The I-ADOPT Variable Annotation Service

Author

Barbara Magagna

Published

March 19, 2026

The LLM-Assisted I-ADOPT Variable Annotation Service

To automate the process of variable descriptions with the human-in-the-loop and aligned with the RDA endorsed I-ADOPT Framework, a collaboration between NFDI4Earth and the FAIR2Adapt project is working on the development of the I-ADOPT Service. We are constantly working on the improvement of the service output.

The service leverages Large Language Models (LLMs) to transform natural language descriptions of observational research into I-ADOPT-aligned, machine-interpretable representations. This service enables researchers to generate FAIR-compliant metadata without requiring deep semantic or technical expertise. The resulting RDF representation is visualized in a graphical interface where users can review and edit the decomposition before publishing it as a nanopublication.

We currently offer the I-ADOPT service on GitHub, allowing users to install and run it on their own devices. To enhance accessibility and ease of deployment, we are dockerizing the service. This will enable users to embed the I-ADOPT service in any data registry with minimal setup, ensuring consistency, portability, and scalability across different environments.

I-ADOPT Corpus

A collection of variables from different domains is used as a ground truth for reference decompositions (I-ADOPT Corpus).

102 variables from more than 10 domains were modelled using the I-ADOPT Visualizer
Decompositions were aligned and harmonized according to recurring patterns
All decompositions are published as issues in the examples playground repository
Domain experts evaluated and refined the decomposition together with semantic experts based on an evaluation schema
All variables are represented in RDF turtle (ttl) in this repo
All variables are visualized in the I-ADOPT Corpus Collection

Key Features

Natural Language Input:

Users provide plain-language descriptions of observed variables (e.g., “surface soil temperature at 10 cm depth”).
The LLM processes these descriptions and decomposes them into the I-ADOPT description components.
The components are annotated with Wikidata concepts.

Visualisation of the variable and human-in-the-loop functionality:

The variable decomposition is visualized using the Visualizer provided by Sirko Schindler
The Visualizer enables users to manually optimize the decomposition
The service allows export of the decomposition in different formats and the minting of a new variable as an FAIR Digital Object nanopublication

Integration with Research Platforms:

The service is designed to integrate with platforms like RoHub, enabling seamless adoption in research data infrastructures.
Supports FAIR data stewardship by generating machine-readable metadata that aligns with community standards.

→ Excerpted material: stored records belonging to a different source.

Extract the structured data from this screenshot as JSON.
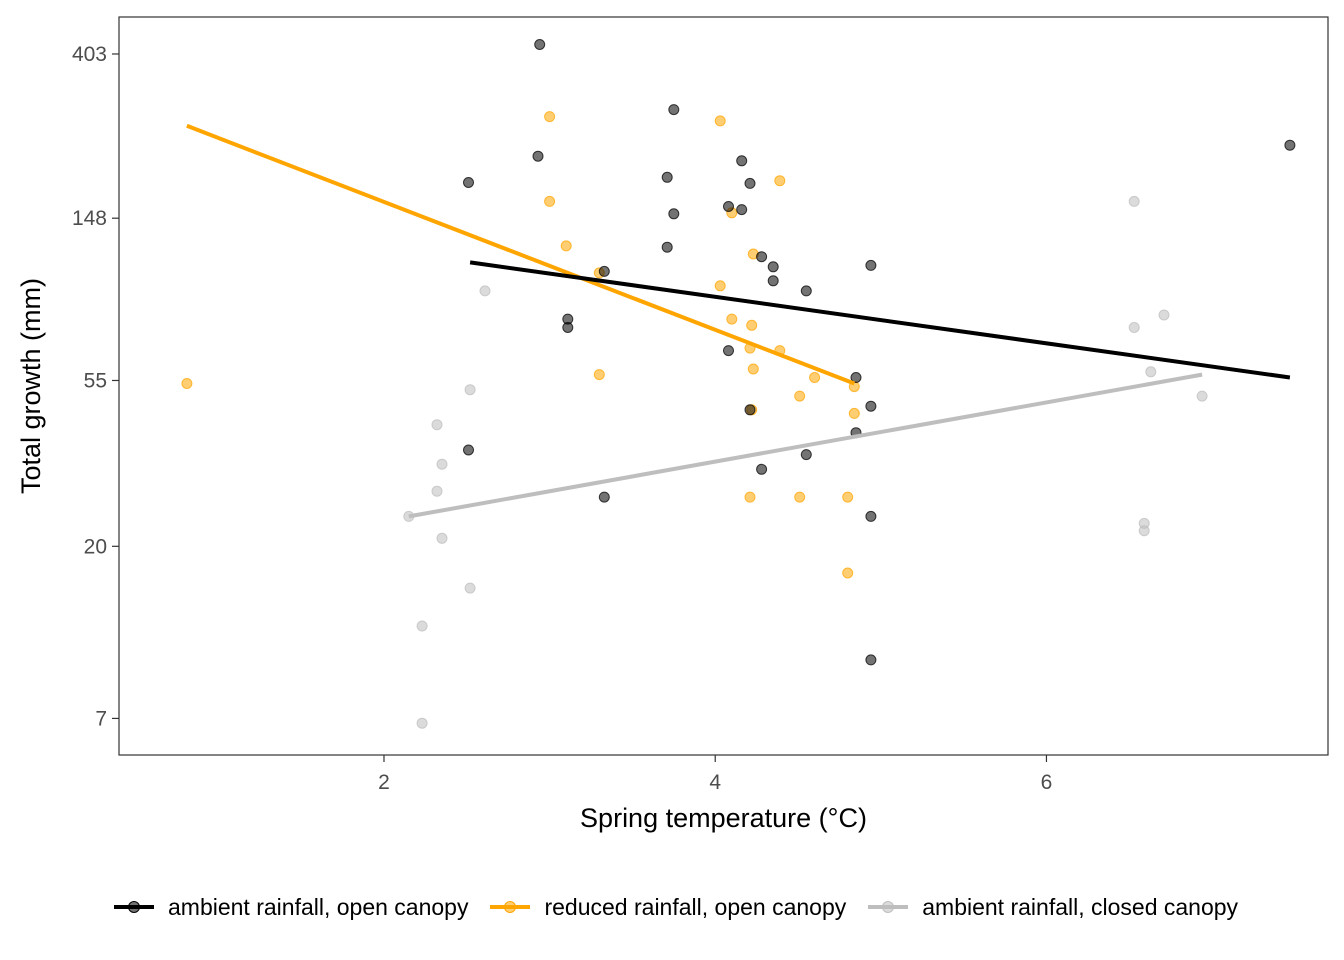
{
  "chart_data": {
    "type": "scatter",
    "xlabel": "Spring temperature (°C)",
    "ylabel": "Total growth (mm)",
    "x_ticks": [
      2,
      4,
      6
    ],
    "y_ticks": [
      7,
      20,
      55,
      148,
      403
    ],
    "y_scale": "log",
    "xlim": [
      0.4,
      7.7
    ],
    "ylim": [
      5.6,
      505
    ],
    "grid": false,
    "legend_position": "bottom",
    "series": [
      {
        "name": "ambient rainfall, open canopy",
        "color": "#000000",
        "points": [
          [
            2.94,
            427
          ],
          [
            2.93,
            216
          ],
          [
            2.51,
            184
          ],
          [
            3.75,
            287
          ],
          [
            3.71,
            190
          ],
          [
            3.75,
            152
          ],
          [
            4.16,
            210
          ],
          [
            4.21,
            183
          ],
          [
            4.08,
            159
          ],
          [
            4.16,
            156
          ],
          [
            3.71,
            124
          ],
          [
            4.28,
            117
          ],
          [
            4.35,
            110
          ],
          [
            4.35,
            101
          ],
          [
            3.33,
            107
          ],
          [
            4.55,
            95
          ],
          [
            4.94,
            111
          ],
          [
            7.47,
            231
          ],
          [
            3.11,
            80
          ],
          [
            3.11,
            76
          ],
          [
            4.08,
            66
          ],
          [
            4.85,
            56
          ],
          [
            4.94,
            47
          ],
          [
            4.21,
            46
          ],
          [
            4.85,
            40
          ],
          [
            2.51,
            36
          ],
          [
            4.55,
            35
          ],
          [
            4.28,
            32
          ],
          [
            3.33,
            27
          ],
          [
            4.94,
            24
          ],
          [
            4.94,
            10
          ]
        ],
        "fit": [
          [
            2.52,
            113
          ],
          [
            7.47,
            56
          ]
        ]
      },
      {
        "name": "reduced rainfall, open canopy",
        "color": "#ffa500",
        "points": [
          [
            0.81,
            54
          ],
          [
            3.0,
            275
          ],
          [
            4.03,
            268
          ],
          [
            3.0,
            164
          ],
          [
            4.39,
            186
          ],
          [
            4.1,
            153
          ],
          [
            3.1,
            125
          ],
          [
            4.23,
            119
          ],
          [
            3.3,
            106
          ],
          [
            4.03,
            98
          ],
          [
            4.1,
            80
          ],
          [
            4.22,
            77
          ],
          [
            4.21,
            67
          ],
          [
            4.39,
            66
          ],
          [
            4.23,
            59
          ],
          [
            3.3,
            57
          ],
          [
            4.6,
            56
          ],
          [
            4.84,
            53
          ],
          [
            4.51,
            50
          ],
          [
            4.22,
            46
          ],
          [
            4.84,
            45
          ],
          [
            4.21,
            27
          ],
          [
            4.51,
            27
          ],
          [
            4.8,
            27
          ],
          [
            4.8,
            17
          ]
        ],
        "fit": [
          [
            0.81,
            260
          ],
          [
            4.84,
            54
          ]
        ]
      },
      {
        "name": "ambient rainfall, closed canopy",
        "color": "#bebebe",
        "points": [
          [
            2.61,
            95
          ],
          [
            2.52,
            52
          ],
          [
            2.32,
            42
          ],
          [
            2.35,
            33
          ],
          [
            2.32,
            28
          ],
          [
            2.15,
            24
          ],
          [
            2.35,
            21
          ],
          [
            2.52,
            15.5
          ],
          [
            2.23,
            12.3
          ],
          [
            2.23,
            6.8
          ],
          [
            6.53,
            164
          ],
          [
            6.71,
            82
          ],
          [
            6.53,
            76
          ],
          [
            6.63,
            58
          ],
          [
            6.94,
            50
          ],
          [
            6.59,
            23
          ],
          [
            6.59,
            22
          ]
        ],
        "fit": [
          [
            2.15,
            24
          ],
          [
            6.94,
            57
          ]
        ]
      }
    ]
  }
}
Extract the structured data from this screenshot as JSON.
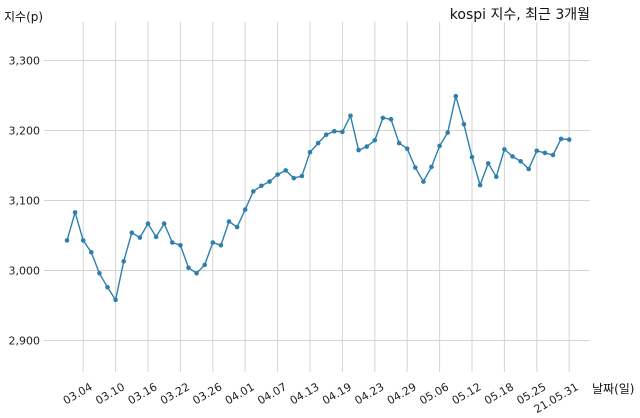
{
  "chart_data": {
    "type": "line",
    "title": "kospi 지수, 최근 3개월",
    "xlabel": "날짜(일)",
    "ylabel": "지수(p)",
    "ylim": [
      2855,
      3355
    ],
    "yticks": [
      2900,
      3000,
      3100,
      3200,
      3300
    ],
    "ytick_labels": [
      "2,900",
      "3,000",
      "3,100",
      "3,200",
      "3,300"
    ],
    "xtick_labels": [
      "03.04",
      "03.10",
      "03.16",
      "03.22",
      "03.26",
      "04.01",
      "04.07",
      "04.13",
      "04.19",
      "04.23",
      "04.29",
      "05.06",
      "05.12",
      "05.18",
      "05.25",
      "21.05.31"
    ],
    "xtick_index": [
      2,
      6,
      10,
      14,
      18,
      22,
      26,
      30,
      34,
      38,
      42,
      46,
      50,
      54,
      58,
      62
    ],
    "grid": true,
    "color": "#2e7fad",
    "series": [
      {
        "values": [
          3043,
          3083,
          3043,
          3026,
          2996,
          2976,
          2958,
          3013,
          3054,
          3047,
          3067,
          3048,
          3067,
          3040,
          3036,
          3004,
          2996,
          3008,
          3040,
          3036,
          3070,
          3062,
          3087,
          3113,
          3121,
          3127,
          3137,
          3143,
          3132,
          3135,
          3169,
          3182,
          3194,
          3199,
          3198,
          3221,
          3172,
          3177,
          3186,
          3218,
          3216,
          3182,
          3174,
          3147,
          3127,
          3148,
          3178,
          3197,
          3249,
          3209,
          3162,
          3122,
          3153,
          3134,
          3173,
          3163,
          3156,
          3145,
          3171,
          3168,
          3165,
          3188,
          3187
        ]
      }
    ]
  }
}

Community-Driven Validation:

The service is linked to national and European initiatives, allowing for direct evaluation and feedback from end-users and domain experts.

Our Next Steps

Develop Variable Design Patterns to provide machine-readable decomposition design guidelines based on specific characteristics.
Develop Decision Trees for applying the Variable Design Patterns
Enrich service with Patterns and Decision Trees following the instructions from the Guideline
Enable the reuse of semantic concepts from the vocabularies hosted in the semantic artefact catalogues of your choice
Search of pre-existing variables
Embed the service in ROHub
Provide a dockerised version of the service

Applications

Research Data Management: Automate the creation of FAIR-compliant metadata for datasets in earth and environmental sciences.
Cross-Domain Interoperability: Facilitate the integration of data across disciplines by standardizing variable descriptions.
Semantic Enrichment: Enhance the discoverability and reusability of research data through structured, machine-interpretable annotations.

Get Started

Our service will be ready for testing and integration on March 24, 2026. Whether you are a researcher, data steward, or platform developer, you can use this tool to explore its functionalities:

Go to our I-ADOPT Service repo, follow the instructions and install the service on your computer
Generate I-ADOPT-aligned variable decompositions from natural language.
Improve the FAIRness of your datasets.
Contribute to community-driven validation and refinement of the LLM models.